If you follow me on Instagram, you’ll know that I left for and returned from Madrid just about a month ago. I actually wrote the bones for this post while on the plane (with the asshole behind me yapping on the phone–who was this guy’s long distance provider? That’s what I’d like to know. Because who needs sleep? What is jet lag? And why be a considerate human being?). I don’t think I ever fully explained to any of you why I didn’t stay in Madrid, and honestly, it feels good to write about it.
So, here I am, safe and sound on my university campus, forcing myself to remember my time in Spain in the most positive light possible. As Jane Austen once wrote, “Think only of the past as its remembrance gives you pleasure.” While I think Austen is right–we should only think of the past as it gives us pleasure–I just don’t think that’s particularly realistic.
If I’m being 100 percent honest (as I always try to be with you guys), I don’t want to remember the physical distress that prompted and propelled me to reconsider my four-month trip abroad.

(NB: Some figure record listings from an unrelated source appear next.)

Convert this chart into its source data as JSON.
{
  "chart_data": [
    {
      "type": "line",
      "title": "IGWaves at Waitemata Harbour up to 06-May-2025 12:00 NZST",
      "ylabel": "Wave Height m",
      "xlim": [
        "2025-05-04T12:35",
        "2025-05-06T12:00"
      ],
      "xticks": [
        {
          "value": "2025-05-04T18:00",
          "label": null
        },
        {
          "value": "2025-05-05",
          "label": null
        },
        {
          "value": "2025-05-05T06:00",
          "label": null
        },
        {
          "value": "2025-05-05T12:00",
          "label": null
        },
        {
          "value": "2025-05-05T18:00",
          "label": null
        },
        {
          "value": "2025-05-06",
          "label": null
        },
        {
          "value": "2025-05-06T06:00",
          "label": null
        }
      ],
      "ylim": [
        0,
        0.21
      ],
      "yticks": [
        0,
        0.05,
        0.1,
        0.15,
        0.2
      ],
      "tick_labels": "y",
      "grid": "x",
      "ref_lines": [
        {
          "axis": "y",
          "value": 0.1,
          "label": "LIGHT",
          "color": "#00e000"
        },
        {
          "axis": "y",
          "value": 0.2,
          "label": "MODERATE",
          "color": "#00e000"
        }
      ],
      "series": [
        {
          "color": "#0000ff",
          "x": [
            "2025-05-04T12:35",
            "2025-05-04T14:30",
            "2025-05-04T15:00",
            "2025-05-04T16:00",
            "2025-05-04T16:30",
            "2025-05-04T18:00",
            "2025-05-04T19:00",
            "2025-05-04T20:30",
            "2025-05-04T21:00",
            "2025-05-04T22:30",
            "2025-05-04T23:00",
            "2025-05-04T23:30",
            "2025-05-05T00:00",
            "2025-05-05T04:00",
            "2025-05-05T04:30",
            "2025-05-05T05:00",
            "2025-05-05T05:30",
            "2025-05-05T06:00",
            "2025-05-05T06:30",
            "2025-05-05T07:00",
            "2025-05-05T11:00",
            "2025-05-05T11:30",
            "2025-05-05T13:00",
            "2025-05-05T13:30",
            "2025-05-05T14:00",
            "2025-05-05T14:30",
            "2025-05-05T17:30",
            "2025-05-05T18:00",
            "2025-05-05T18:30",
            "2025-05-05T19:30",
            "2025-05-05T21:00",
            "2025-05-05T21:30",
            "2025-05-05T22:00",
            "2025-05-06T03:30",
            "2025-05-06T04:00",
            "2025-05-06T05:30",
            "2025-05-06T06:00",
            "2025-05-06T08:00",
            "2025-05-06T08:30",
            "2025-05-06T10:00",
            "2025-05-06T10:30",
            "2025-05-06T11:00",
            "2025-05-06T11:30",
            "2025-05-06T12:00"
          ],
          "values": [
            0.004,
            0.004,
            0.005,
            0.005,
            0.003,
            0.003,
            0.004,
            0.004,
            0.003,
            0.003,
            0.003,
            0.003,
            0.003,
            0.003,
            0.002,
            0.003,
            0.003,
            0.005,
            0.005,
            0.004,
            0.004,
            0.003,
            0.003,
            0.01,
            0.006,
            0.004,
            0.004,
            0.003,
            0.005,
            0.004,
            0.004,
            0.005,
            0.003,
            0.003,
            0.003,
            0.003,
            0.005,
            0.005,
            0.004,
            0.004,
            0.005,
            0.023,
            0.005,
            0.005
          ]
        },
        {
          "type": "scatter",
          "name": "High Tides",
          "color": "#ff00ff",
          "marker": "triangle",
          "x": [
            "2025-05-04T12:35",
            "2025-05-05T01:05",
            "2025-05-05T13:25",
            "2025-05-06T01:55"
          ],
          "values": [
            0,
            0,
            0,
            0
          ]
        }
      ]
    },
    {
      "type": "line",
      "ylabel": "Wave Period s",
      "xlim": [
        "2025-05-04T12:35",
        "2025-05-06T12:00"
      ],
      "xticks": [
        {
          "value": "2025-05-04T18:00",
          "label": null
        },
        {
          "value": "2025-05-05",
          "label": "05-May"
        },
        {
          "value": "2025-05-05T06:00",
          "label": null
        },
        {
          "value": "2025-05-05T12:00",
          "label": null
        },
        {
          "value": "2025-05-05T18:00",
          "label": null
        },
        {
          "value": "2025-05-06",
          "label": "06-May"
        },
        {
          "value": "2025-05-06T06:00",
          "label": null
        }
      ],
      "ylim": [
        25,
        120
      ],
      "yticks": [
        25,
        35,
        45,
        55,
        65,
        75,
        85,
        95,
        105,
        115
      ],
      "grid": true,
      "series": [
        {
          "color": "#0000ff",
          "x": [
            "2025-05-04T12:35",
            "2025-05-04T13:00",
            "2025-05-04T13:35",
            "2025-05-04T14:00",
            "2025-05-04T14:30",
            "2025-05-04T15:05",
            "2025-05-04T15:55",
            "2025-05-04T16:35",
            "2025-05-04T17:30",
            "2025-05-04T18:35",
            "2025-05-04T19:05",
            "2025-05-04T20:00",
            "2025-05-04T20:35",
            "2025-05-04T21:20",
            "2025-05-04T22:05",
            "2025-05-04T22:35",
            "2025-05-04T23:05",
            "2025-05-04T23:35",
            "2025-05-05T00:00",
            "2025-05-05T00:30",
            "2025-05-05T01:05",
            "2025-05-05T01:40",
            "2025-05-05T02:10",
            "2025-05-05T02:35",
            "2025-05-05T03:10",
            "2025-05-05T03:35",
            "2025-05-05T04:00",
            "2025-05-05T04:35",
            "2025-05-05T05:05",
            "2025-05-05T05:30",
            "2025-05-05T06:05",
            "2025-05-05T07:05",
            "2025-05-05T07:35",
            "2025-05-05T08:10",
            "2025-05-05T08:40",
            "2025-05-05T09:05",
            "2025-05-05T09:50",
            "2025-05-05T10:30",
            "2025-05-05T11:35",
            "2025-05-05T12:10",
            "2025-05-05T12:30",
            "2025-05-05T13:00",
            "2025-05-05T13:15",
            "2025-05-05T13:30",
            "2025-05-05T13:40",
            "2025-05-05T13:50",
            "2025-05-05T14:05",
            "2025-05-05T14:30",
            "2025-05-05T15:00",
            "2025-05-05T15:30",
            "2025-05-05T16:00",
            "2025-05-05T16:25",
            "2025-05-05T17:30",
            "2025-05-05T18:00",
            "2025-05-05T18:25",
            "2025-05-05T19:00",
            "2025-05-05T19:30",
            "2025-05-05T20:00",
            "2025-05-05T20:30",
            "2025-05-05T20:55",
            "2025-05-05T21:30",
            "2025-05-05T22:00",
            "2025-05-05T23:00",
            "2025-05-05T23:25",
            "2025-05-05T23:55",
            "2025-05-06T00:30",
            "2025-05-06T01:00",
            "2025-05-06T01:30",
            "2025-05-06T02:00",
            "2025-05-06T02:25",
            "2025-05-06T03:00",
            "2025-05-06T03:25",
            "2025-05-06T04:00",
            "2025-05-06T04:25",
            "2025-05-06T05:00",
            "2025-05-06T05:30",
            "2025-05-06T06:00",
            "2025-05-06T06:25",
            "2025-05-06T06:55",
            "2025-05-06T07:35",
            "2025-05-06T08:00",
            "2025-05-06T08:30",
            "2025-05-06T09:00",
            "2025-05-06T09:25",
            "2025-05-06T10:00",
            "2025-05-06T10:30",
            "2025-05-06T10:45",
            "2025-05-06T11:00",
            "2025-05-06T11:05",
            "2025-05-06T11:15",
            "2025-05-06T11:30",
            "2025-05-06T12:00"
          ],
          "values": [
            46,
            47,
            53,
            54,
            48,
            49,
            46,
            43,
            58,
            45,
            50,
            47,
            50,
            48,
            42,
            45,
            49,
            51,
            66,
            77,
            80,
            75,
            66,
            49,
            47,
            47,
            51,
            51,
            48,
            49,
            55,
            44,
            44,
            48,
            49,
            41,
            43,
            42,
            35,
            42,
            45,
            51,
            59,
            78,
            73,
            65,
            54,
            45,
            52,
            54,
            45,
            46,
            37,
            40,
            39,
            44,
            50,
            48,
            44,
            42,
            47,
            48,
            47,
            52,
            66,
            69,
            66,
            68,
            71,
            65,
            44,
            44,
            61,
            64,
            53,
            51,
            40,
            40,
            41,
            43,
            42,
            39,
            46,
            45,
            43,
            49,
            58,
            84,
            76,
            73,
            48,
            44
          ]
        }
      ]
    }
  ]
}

I don’t want to remember the way it felt, the stomach churning nerves that prevented me from eating, the fatigue from not having eaten, the surplus of physical energy because I was too fatigued to go out and explore.
I so wanted to channel my inner Catherine Morland and seek my adventure abroad. I so wanted to be like Me Before You’s Louisa Clark and realize the fact that I need to take advantage of the life I’m able to live. But sometimes we have to accept the things about ourselves that we can’t change. I’m a homebody. I do love adventure and new cities, but I want (need) that adventure to be controlled. I like to know that, yes I can spend two weeks exploring a new country in Europe, but at the end of those two weeks, after channeling all of my most outgoing, active, adventurous self, I’ll be able to come home, curl up in my bed with a cup of tea and an episode of Vampire Diaries (which is my latest obsession. I mean, I literally cannot stop. I’m like Stefan once he starts drinking human blood again in season one.)

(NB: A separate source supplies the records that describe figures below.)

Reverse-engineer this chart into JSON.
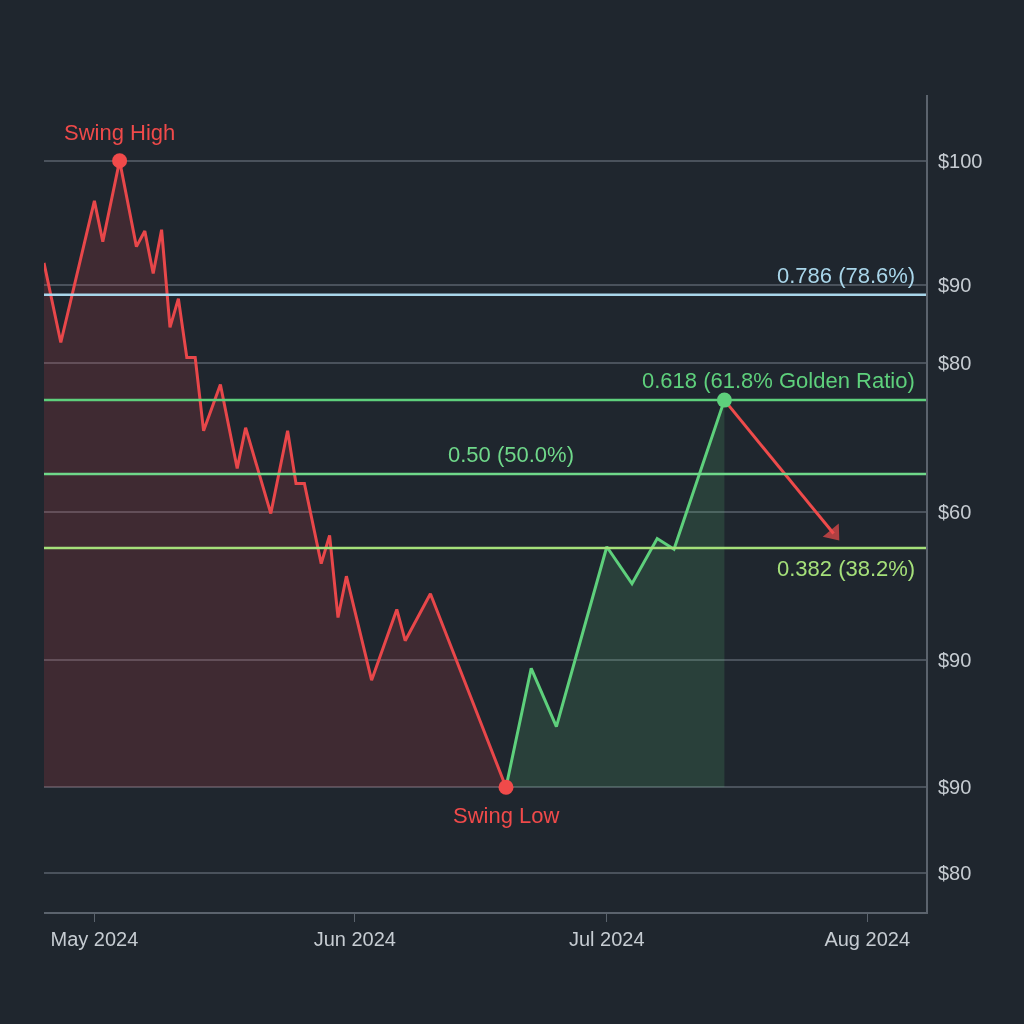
{
  "chart_data": {
    "type": "area",
    "xlim": [
      "2024-04-25",
      "2024-08-08"
    ],
    "xticks": [
      {
        "value": "2024-05-01",
        "label": "May 2024"
      },
      {
        "value": "2024-06-01",
        "label": "Jun 2024"
      },
      {
        "value": "2024-07-01",
        "label": "Jul 2024"
      },
      {
        "value": "2024-08-01",
        "label": "Aug 2024"
      }
    ],
    "ylim": [
      -19.9,
      110.5
    ],
    "yticks": [
      {
        "value": 100,
        "label": null
      },
      {
        "value": 80.1,
        "label": null
      },
      {
        "value": 67.7,
        "label": null
      },
      {
        "value": 44.0,
        "label": null
      },
      {
        "value": 20.3,
        "label": null
      },
      {
        "value": 0,
        "label": null
      },
      {
        "value": -13.6,
        "label": null
      }
    ],
    "grid": "y",
    "line_style": "solid",
    "series": [
      {
        "color": "#e8474a",
        "x": [
          "2024-04-25",
          "2024-04-27",
          "2024-05-01",
          "2024-05-02",
          "2024-05-04",
          "2024-05-06",
          "2024-05-07",
          "2024-05-08",
          "2024-05-09",
          "2024-05-10",
          "2024-05-11",
          "2024-05-12",
          "2024-05-13",
          "2024-05-14",
          "2024-05-16",
          "2024-05-18",
          "2024-05-19",
          "2024-05-22",
          "2024-05-24",
          "2024-05-25",
          "2024-05-26",
          "2024-05-28",
          "2024-05-29",
          "2024-05-30",
          "2024-05-31",
          "2024-06-03",
          "2024-06-06",
          "2024-06-07",
          "2024-06-10",
          "2024-06-19"
        ],
        "values": [
          83.7,
          71.0,
          93.6,
          87.1,
          100,
          86.3,
          88.8,
          82.0,
          89.0,
          73.4,
          78.0,
          68.6,
          68.6,
          56.9,
          64.3,
          50.9,
          57.4,
          43.7,
          56.9,
          48.5,
          48.5,
          35.7,
          40.2,
          27.1,
          33.7,
          17.1,
          28.4,
          23.4,
          30.9,
          0
        ]
      },
      {
        "color": "#5ed07c",
        "x": [
          "2024-06-19",
          "2024-06-22",
          "2024-06-25",
          "2024-07-01",
          "2024-07-04",
          "2024-07-07",
          "2024-07-09",
          "2024-07-15"
        ],
        "values": [
          0,
          19.0,
          9.7,
          38.4,
          32.5,
          39.7,
          38.0,
          61.8
        ]
      },
      {
        "type": "line",
        "color": "#ee4b4b",
        "x": [
          "2024-07-15",
          "2024-07-28"
        ],
        "values": [
          61.8,
          40.5
        ]
      },
      {
        "type": "scatter",
        "marker": "circle",
        "x": [
          "2024-05-04",
          "2024-06-19",
          "2024-07-15"
        ],
        "values": [
          100,
          0,
          61.8
        ],
        "colors": [
          "#f04a4a",
          "#f04a4a",
          "#5ed07c"
        ]
      }
    ],
    "ref_lines": [
      {
        "axis": "y",
        "value": 78.6,
        "label": "0.786 (78.6%)",
        "color": "#a9d6ea"
      },
      {
        "axis": "y",
        "value": 61.8,
        "label": "0.618 (61.8% Golden Ratio)",
        "color": "#5ed07c"
      },
      {
        "axis": "y",
        "value": 50.0,
        "label": "0.50 (50.0%)",
        "color": "#6fd88a"
      },
      {
        "axis": "y",
        "value": 38.2,
        "label": "0.382 (38.2%)",
        "color": "#a5e07a"
      }
    ],
    "annotations": [
      {
        "text": "Swing High",
        "x": "2024-05-04",
        "y": 100
      },
      {
        "text": "Swing Low",
        "x": "2024-06-19",
        "y": 0
      },
      "$100",
      "$90",
      "$80",
      "$60",
      "$90",
      "$90",
      "$80"
    ]
  }
}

To be honest, I wish I could heed be a little more adventurous, a little more willing to force myself out of my comfort zone and stay there.

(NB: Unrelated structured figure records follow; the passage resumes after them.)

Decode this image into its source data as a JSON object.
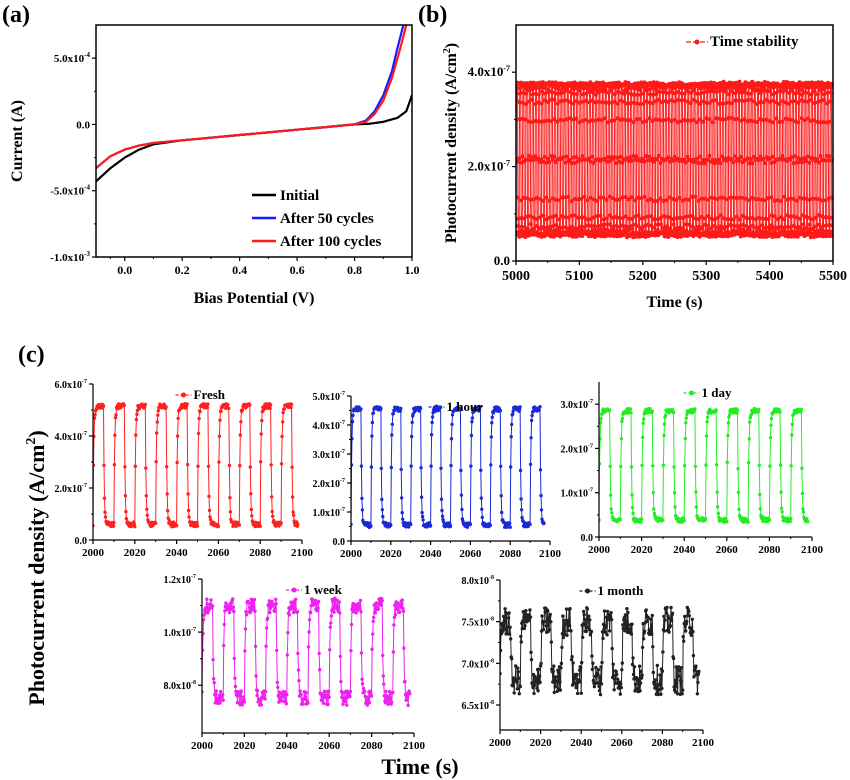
{
  "panel_labels": {
    "a": "(a)",
    "b": "(b)",
    "c": "(c)"
  },
  "shared_c": {
    "ylabel": "Photocurrent density (A/cm",
    "ylabel_sup": "2",
    "ylabel_close": ")",
    "xlabel": "Time (s)"
  },
  "chart_data": [
    {
      "id": "a",
      "type": "line",
      "title": "",
      "xlabel": "Bias Potential (V)",
      "ylabel": "Current (A)",
      "xlim": [
        -0.1,
        1.0
      ],
      "ylim": [
        -0.001,
        0.00075
      ],
      "xticks": [
        0.0,
        0.2,
        0.4,
        0.6,
        0.8,
        1.0
      ],
      "xtick_labels": [
        "0.0",
        "0.2",
        "0.4",
        "0.6",
        "0.8",
        "1.0"
      ],
      "yticks": [
        0.0005,
        0.0,
        -0.0005,
        -0.001
      ],
      "ytick_labels": [
        "5.0x10",
        "0.0",
        "-5.0x10",
        "-1.0x10"
      ],
      "ytick_exps": [
        "-4",
        "",
        "-4",
        "-3"
      ],
      "legend": "bottom-right",
      "series": [
        {
          "name": "Initial",
          "color": "#000000",
          "x": [
            -0.1,
            -0.05,
            0.0,
            0.05,
            0.1,
            0.2,
            0.3,
            0.4,
            0.5,
            0.6,
            0.7,
            0.8,
            0.85,
            0.9,
            0.95,
            0.98,
            1.0
          ],
          "y": [
            -0.00043,
            -0.00033,
            -0.00025,
            -0.00019,
            -0.00015,
            -0.00012,
            -0.0001,
            -8e-05,
            -6e-05,
            -4e-05,
            -2e-05,
            0.0,
            5e-06,
            2e-05,
            5e-05,
            0.0001,
            0.00022
          ]
        },
        {
          "name": "After 50 cycles",
          "color": "#1a1aff",
          "x": [
            -0.1,
            -0.05,
            0.0,
            0.05,
            0.1,
            0.2,
            0.3,
            0.4,
            0.5,
            0.6,
            0.7,
            0.8,
            0.84,
            0.87,
            0.9,
            0.93,
            0.95,
            0.97
          ],
          "y": [
            -0.00033,
            -0.00024,
            -0.00019,
            -0.00016,
            -0.00014,
            -0.00012,
            -0.0001,
            -8e-05,
            -6e-05,
            -4e-05,
            -2e-05,
            0.0,
            3e-05,
            0.0001,
            0.00022,
            0.0004,
            0.00058,
            0.00075
          ]
        },
        {
          "name": "After 100 cycles",
          "color": "#ff1a1a",
          "x": [
            -0.1,
            -0.05,
            0.0,
            0.05,
            0.1,
            0.2,
            0.3,
            0.4,
            0.5,
            0.6,
            0.7,
            0.8,
            0.84,
            0.87,
            0.9,
            0.93,
            0.96,
            0.98
          ],
          "y": [
            -0.00033,
            -0.00024,
            -0.00019,
            -0.00016,
            -0.00014,
            -0.00012,
            -0.0001,
            -8e-05,
            -6e-05,
            -4e-05,
            -2e-05,
            0.0,
            2e-05,
            8e-05,
            0.00018,
            0.00035,
            0.00058,
            0.00075
          ]
        }
      ]
    },
    {
      "id": "b",
      "type": "line",
      "title": "",
      "xlabel": "Time (s)",
      "ylabel": "Photocurrent density (A/cm",
      "ylabel_sup": "2",
      "xlim": [
        5000,
        5500
      ],
      "ylim": [
        0,
        5e-07
      ],
      "xticks": [
        5000,
        5100,
        5200,
        5300,
        5400,
        5500
      ],
      "xtick_labels": [
        "5000",
        "5100",
        "5200",
        "5300",
        "5400",
        "5500"
      ],
      "yticks": [
        0,
        2e-07,
        4e-07
      ],
      "ytick_labels": [
        "0.0",
        "2.0x10",
        "4.0x10"
      ],
      "ytick_exps": [
        "",
        "-7",
        "-7"
      ],
      "legend": "top-right",
      "series": [
        {
          "name": "Time stability",
          "color": "#ff1a1a",
          "marker": "circle",
          "pattern": {
            "period_s": 5,
            "high": 3.75e-07,
            "low": 5.5e-08,
            "x_start": 5000,
            "x_end": 5500
          }
        }
      ]
    },
    {
      "id": "c-fresh",
      "type": "line",
      "xlim": [
        2000,
        2100
      ],
      "ylim": [
        0,
        6e-07
      ],
      "xticks": [
        2000,
        2020,
        2040,
        2060,
        2080,
        2100
      ],
      "xtick_labels": [
        "2000",
        "2020",
        "2040",
        "2060",
        "2080",
        "2100"
      ],
      "yticks": [
        0,
        2e-07,
        4e-07,
        6e-07
      ],
      "ytick_labels": [
        "0.0",
        "2.0x10",
        "4.0x10",
        "6.0x10"
      ],
      "ytick_exps": [
        "",
        "-7",
        "-7",
        "-7"
      ],
      "legend": "top-center",
      "series": [
        {
          "name": "Fresh",
          "color": "#ff2020",
          "marker": "circle",
          "pattern": {
            "period_s": 10,
            "high": 5.15e-07,
            "low": 6e-08,
            "x_start": 2000,
            "x_end": 2098,
            "noise": 0.02
          }
        }
      ]
    },
    {
      "id": "c-1hour",
      "type": "line",
      "xlim": [
        2000,
        2100
      ],
      "ylim": [
        0,
        5e-07
      ],
      "xticks": [
        2000,
        2020,
        2040,
        2060,
        2080,
        2100
      ],
      "xtick_labels": [
        "2000",
        "2020",
        "2040",
        "2060",
        "2080",
        "2100"
      ],
      "yticks": [
        0,
        1e-07,
        2e-07,
        3e-07,
        4e-07,
        5e-07
      ],
      "ytick_labels": [
        "0.0",
        "1.0x10",
        "2.0x10",
        "3.0x10",
        "4.0x10",
        "5.0x10"
      ],
      "ytick_exps": [
        "",
        "-7",
        "-7",
        "-7",
        "-7",
        "-7"
      ],
      "legend": "top-center",
      "series": [
        {
          "name": "1 hour",
          "color": "#1a2bd6",
          "marker": "circle",
          "pattern": {
            "period_s": 10,
            "high": 4.55e-07,
            "low": 5.5e-08,
            "x_start": 2000,
            "x_end": 2097,
            "noise": 0.02
          }
        }
      ]
    },
    {
      "id": "c-1day",
      "type": "line",
      "xlim": [
        2000,
        2100
      ],
      "ylim": [
        0,
        3.5e-07
      ],
      "xticks": [
        2000,
        2020,
        2040,
        2060,
        2080,
        2100
      ],
      "xtick_labels": [
        "2000",
        "2020",
        "2040",
        "2060",
        "2080",
        "2100"
      ],
      "yticks": [
        0,
        1e-07,
        2e-07,
        3e-07
      ],
      "ytick_labels": [
        "0.0",
        "1.0x10",
        "2.0x10",
        "3.0x10"
      ],
      "ytick_exps": [
        "",
        "-7",
        "-7",
        "-7"
      ],
      "legend": "top-center",
      "series": [
        {
          "name": "1 day",
          "color": "#22ee22",
          "marker": "circle",
          "pattern": {
            "period_s": 10,
            "high": 2.85e-07,
            "low": 3.8e-08,
            "x_start": 2000,
            "x_end": 2098,
            "noise": 0.02
          }
        }
      ]
    },
    {
      "id": "c-1week",
      "type": "line",
      "xlim": [
        2000,
        2100
      ],
      "ylim": [
        6.2e-08,
        1.2e-07
      ],
      "xticks": [
        2000,
        2020,
        2040,
        2060,
        2080,
        2100
      ],
      "xtick_labels": [
        "2000",
        "2020",
        "2040",
        "2060",
        "2080",
        "2100"
      ],
      "yticks": [
        8e-08,
        1e-07,
        1.2e-07
      ],
      "ytick_labels": [
        "8.0x10",
        "1.0x10",
        "1.2x10"
      ],
      "ytick_exps": [
        "-8",
        "-7",
        "-7"
      ],
      "legend": "top-center",
      "series": [
        {
          "name": "1 week",
          "color": "#ee22ee",
          "marker": "circle",
          "pattern": {
            "period_s": 10,
            "high": 1.1e-07,
            "low": 7.5e-08,
            "x_start": 2000,
            "x_end": 2098,
            "noise": 0.08
          }
        }
      ]
    },
    {
      "id": "c-1month",
      "type": "line",
      "xlim": [
        2000,
        2100
      ],
      "ylim": [
        6.2e-08,
        8e-08
      ],
      "xticks": [
        2000,
        2020,
        2040,
        2060,
        2080,
        2100
      ],
      "xtick_labels": [
        "2000",
        "2020",
        "2040",
        "2060",
        "2080",
        "2100"
      ],
      "yticks": [
        6.5e-08,
        7e-08,
        7.5e-08,
        8e-08
      ],
      "ytick_labels": [
        "6.5x10",
        "7.0x10",
        "7.5x10",
        "8.0x10"
      ],
      "ytick_exps": [
        "-8",
        "-8",
        "-8",
        "-8"
      ],
      "legend": "top-center",
      "series": [
        {
          "name": "1 month",
          "color": "#222222",
          "marker": "circle",
          "pattern": {
            "period_s": 10,
            "high": 7.5e-08,
            "low": 6.8e-08,
            "x_start": 2000,
            "x_end": 2098,
            "noise": 0.25
          }
        }
      ]
    }
  ]
}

But then again, those feelings and sensations that I mentioned earlier brought me to make the decision that ended all of those feelings. I don’t think it’s logical that we can only look at the past as it gives us pleasure, because I’m not sure about you, but most of the things I remember most vividly do not give me any please at all. In fact, my strongest memories are downright sucky. But that’s okay. Because that’s just part of life. We need to remember the good, but we also need to remember the bad.
So I’m going to remember how kind the Spanish people were, how sweet my host mother Lola was, how peaceful it was to wander through Retiro Park and find that it just keeps going–it’s really quite enormous! But I’m also going to remember the nights spent tossing and turning, the late night phone calls to my mom and friends back in America who were only able to tell me it was going to get better, but I couldn’t see it getting any better.
To everyone’s surprise–not excluding myself–I don’t have many regrets about coming home early. I’m certainly sad I didn’t get to travel like I’d hoped and planned to. But I know that if I’m meant to go there, it’ll happen eventually. I made a friend through the university (on the FB class page) who I still have yet to meet in person, a friend I’d very much like to meet in person someday. But who knows? As my new friend says, the world is not such a big place.